Une résultante aussi des architectures pour lesquelles la redondance a été écartée parce que "trop cher". Résultat, pour reboot un serveur, il faut une inter en HNO planifiée 6 mois à l'avance.
Vive les visions court terme, vive les VM, vive le IaaS, vive les projets à 2 millions d'euros sur trois ans pour changer quatre serveurs en CentOS 6.
Toute ressemblance blablabla...
(et j'arrive à voir le même délire sur du container...)
Le 05/10/2024 à 15h44
Modifié le 06/10/2024 à 12h38
La partie la plus embêtante reste la gestion du brassage et la conception de mécanismes de rejeu en cas de perte/coupure d'un traitement en cours.
C'est de l'architecture d'infrastructure, et il y a des solutions techniques aux problèmes techniques.
Cependant, le souci vient majoritairement toujours d'ailleurs, et n'est pas technique : les DSI sont encore aujourd'hui vues comme des centres de coûts et non pas comme des centres d'investissement voire de création de valeur.
Ce malentendu empêche de ponctionner les revenus pour garantir un financement décent niveau technique & niveau humain.
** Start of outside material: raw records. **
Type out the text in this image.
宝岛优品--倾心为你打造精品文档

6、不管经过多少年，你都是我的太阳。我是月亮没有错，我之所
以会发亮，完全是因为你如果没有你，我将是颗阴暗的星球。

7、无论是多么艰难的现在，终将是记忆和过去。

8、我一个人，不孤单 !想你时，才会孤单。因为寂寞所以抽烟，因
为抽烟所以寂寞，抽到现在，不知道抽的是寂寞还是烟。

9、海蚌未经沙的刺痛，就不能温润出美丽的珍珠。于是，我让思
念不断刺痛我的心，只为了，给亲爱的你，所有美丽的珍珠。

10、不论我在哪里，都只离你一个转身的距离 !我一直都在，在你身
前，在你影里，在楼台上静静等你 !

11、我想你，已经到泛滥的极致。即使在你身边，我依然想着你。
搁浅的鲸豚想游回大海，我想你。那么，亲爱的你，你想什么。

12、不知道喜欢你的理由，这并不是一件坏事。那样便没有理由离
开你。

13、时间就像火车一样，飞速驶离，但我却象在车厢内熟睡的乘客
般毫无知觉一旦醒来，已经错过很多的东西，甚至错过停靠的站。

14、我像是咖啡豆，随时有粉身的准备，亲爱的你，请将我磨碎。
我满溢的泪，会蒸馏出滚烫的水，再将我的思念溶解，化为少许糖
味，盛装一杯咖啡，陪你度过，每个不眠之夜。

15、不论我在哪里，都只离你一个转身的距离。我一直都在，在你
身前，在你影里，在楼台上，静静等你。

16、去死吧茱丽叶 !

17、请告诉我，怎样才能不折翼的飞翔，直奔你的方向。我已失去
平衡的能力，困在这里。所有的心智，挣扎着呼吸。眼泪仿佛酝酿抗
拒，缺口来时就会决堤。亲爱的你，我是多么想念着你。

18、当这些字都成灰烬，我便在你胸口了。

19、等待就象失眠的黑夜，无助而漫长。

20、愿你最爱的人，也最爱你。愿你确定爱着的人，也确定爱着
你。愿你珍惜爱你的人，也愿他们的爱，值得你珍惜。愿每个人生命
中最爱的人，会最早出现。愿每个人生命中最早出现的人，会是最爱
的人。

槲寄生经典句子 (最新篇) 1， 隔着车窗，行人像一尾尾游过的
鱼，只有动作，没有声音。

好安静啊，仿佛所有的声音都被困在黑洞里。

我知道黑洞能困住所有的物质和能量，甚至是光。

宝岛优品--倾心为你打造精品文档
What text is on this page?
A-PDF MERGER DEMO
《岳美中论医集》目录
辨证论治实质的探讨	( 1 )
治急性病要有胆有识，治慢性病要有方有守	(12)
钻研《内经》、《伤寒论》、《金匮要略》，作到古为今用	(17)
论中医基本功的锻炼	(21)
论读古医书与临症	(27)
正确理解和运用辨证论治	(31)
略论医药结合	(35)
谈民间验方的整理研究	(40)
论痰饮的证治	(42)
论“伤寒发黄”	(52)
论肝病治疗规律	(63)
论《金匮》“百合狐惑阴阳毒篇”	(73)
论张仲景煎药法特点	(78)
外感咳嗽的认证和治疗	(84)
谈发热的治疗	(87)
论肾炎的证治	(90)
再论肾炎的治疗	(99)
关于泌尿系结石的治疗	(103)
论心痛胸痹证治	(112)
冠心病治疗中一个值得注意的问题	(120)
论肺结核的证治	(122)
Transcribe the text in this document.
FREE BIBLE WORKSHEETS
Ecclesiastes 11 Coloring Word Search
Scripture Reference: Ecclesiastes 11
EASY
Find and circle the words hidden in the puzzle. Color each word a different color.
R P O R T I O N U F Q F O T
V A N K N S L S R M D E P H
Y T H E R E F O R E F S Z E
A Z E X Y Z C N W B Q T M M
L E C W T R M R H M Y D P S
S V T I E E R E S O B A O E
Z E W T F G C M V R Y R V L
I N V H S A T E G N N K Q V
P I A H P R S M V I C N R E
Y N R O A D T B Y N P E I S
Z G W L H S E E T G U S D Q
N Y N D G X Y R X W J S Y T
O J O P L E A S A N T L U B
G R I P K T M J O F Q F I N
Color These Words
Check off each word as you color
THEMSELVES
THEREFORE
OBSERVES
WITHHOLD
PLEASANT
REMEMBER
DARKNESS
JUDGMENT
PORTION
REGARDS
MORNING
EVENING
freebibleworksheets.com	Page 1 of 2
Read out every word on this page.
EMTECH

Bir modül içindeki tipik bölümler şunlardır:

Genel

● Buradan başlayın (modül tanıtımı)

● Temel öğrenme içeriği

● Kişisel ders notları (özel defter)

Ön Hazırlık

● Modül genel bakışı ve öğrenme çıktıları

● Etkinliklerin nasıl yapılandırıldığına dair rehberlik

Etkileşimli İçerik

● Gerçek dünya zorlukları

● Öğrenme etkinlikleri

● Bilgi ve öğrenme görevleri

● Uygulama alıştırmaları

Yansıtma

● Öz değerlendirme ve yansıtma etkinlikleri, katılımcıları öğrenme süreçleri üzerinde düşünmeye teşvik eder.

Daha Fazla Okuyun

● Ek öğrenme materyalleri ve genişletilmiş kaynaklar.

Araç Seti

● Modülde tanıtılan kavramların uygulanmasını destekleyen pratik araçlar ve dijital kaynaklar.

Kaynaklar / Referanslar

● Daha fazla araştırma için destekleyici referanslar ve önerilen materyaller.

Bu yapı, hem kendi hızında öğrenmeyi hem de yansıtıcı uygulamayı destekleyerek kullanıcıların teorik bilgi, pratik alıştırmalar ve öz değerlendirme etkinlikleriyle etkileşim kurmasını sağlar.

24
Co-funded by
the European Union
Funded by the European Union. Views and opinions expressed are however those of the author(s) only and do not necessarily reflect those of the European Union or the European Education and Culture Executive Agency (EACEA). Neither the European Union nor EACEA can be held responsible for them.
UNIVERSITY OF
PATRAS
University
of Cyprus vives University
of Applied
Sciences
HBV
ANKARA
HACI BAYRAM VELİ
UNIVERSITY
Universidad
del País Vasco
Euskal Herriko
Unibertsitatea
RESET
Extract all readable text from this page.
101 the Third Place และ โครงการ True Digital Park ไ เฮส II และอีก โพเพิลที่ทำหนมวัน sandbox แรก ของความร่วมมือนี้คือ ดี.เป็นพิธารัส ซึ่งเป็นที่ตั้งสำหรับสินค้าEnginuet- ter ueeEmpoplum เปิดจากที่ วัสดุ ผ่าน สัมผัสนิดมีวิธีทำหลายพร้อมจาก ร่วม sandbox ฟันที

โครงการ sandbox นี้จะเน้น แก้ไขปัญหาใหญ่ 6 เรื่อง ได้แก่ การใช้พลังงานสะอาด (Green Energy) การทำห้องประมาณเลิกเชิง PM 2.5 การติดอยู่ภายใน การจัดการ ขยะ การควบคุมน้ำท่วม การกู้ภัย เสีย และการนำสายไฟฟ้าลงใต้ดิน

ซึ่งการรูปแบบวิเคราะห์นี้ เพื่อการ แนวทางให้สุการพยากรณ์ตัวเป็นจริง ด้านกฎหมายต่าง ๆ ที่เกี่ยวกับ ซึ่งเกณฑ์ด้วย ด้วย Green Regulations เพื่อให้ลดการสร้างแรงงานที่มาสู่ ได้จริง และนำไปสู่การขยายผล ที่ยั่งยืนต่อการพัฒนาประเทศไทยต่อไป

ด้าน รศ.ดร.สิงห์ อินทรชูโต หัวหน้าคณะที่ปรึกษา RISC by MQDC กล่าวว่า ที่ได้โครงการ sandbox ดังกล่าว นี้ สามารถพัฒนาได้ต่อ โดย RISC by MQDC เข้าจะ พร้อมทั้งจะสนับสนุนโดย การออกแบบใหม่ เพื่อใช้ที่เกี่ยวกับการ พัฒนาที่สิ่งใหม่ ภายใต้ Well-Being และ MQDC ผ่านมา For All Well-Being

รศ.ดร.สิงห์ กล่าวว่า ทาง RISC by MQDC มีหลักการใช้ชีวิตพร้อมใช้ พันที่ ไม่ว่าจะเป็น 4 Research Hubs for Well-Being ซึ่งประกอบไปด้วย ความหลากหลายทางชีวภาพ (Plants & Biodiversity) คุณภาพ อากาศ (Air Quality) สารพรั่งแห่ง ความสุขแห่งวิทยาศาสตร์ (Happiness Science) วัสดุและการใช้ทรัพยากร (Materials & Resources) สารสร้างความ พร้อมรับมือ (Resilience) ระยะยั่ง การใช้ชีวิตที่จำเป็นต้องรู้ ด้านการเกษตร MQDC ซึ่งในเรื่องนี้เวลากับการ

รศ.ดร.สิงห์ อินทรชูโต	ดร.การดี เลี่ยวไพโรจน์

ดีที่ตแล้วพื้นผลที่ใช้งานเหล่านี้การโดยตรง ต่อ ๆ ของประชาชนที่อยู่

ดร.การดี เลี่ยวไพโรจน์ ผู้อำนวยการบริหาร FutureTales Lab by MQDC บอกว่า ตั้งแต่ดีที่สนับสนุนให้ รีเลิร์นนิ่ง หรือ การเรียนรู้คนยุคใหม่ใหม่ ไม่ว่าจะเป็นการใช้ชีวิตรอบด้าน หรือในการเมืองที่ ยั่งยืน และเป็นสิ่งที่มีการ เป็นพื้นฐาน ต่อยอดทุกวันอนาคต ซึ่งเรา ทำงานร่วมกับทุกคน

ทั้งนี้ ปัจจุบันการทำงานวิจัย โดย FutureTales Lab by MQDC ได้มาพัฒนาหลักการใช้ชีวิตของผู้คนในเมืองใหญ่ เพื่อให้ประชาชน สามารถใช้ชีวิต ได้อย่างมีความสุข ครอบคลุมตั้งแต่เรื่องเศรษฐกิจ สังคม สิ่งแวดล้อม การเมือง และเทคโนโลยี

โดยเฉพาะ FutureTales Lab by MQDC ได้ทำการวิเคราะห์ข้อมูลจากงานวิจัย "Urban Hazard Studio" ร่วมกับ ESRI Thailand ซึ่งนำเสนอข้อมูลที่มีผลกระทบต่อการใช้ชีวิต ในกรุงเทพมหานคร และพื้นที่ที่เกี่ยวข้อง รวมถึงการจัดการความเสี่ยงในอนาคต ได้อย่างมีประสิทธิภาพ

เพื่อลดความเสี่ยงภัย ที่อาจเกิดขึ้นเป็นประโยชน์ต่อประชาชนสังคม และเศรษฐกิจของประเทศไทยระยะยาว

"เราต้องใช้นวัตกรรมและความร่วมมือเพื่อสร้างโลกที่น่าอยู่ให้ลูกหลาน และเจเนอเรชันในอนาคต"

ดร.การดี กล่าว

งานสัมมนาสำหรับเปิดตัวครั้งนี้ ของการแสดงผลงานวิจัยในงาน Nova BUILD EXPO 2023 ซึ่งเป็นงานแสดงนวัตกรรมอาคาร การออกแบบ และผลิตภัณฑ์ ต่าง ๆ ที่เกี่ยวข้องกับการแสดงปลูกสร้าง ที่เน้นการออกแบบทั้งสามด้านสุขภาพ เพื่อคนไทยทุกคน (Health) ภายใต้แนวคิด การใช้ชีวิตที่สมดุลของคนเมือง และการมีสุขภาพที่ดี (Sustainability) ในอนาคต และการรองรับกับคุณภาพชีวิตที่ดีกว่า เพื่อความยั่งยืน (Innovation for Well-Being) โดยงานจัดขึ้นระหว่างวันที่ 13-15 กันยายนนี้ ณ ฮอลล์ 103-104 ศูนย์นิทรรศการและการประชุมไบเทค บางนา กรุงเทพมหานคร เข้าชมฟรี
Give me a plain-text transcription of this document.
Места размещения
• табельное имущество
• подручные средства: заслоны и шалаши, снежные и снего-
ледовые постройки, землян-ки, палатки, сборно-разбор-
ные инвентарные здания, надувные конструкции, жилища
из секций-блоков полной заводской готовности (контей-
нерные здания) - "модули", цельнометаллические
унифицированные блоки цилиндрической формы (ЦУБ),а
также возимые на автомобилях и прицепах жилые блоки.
Ce malentendu empêche aussi l'autonomie nécessaire des DSI, à qui on ne doit demander que de respecter des objectifs de service (SLO), qui vont déterminer le niveau de service ainsi que la durée d'évaluation, découlant parfois (mais pas toujours !) d'accords juridiques signés (SLA). Le point clé est qu'elles devraient rester libres de leur implémentation.
Il est grand temps qu'une culture informatique s'installe chez les moins techniques, afin notamment qu'ils mettent leurs peurs en sourdine, sans donc les déverser sur les connaisseurs et bloquant leurs moyens d'action, d'appliquer leurs connaissances, et ainsi de tout simplement faire leur métier.
Et quand bien même on se ferait de grandes séances d'onanisme à coups de SLO, shit happens.
Et il y a d'autres problèmes organisationnels, jusqu'à notre manière de travailler, mais commençons déjà quelque part.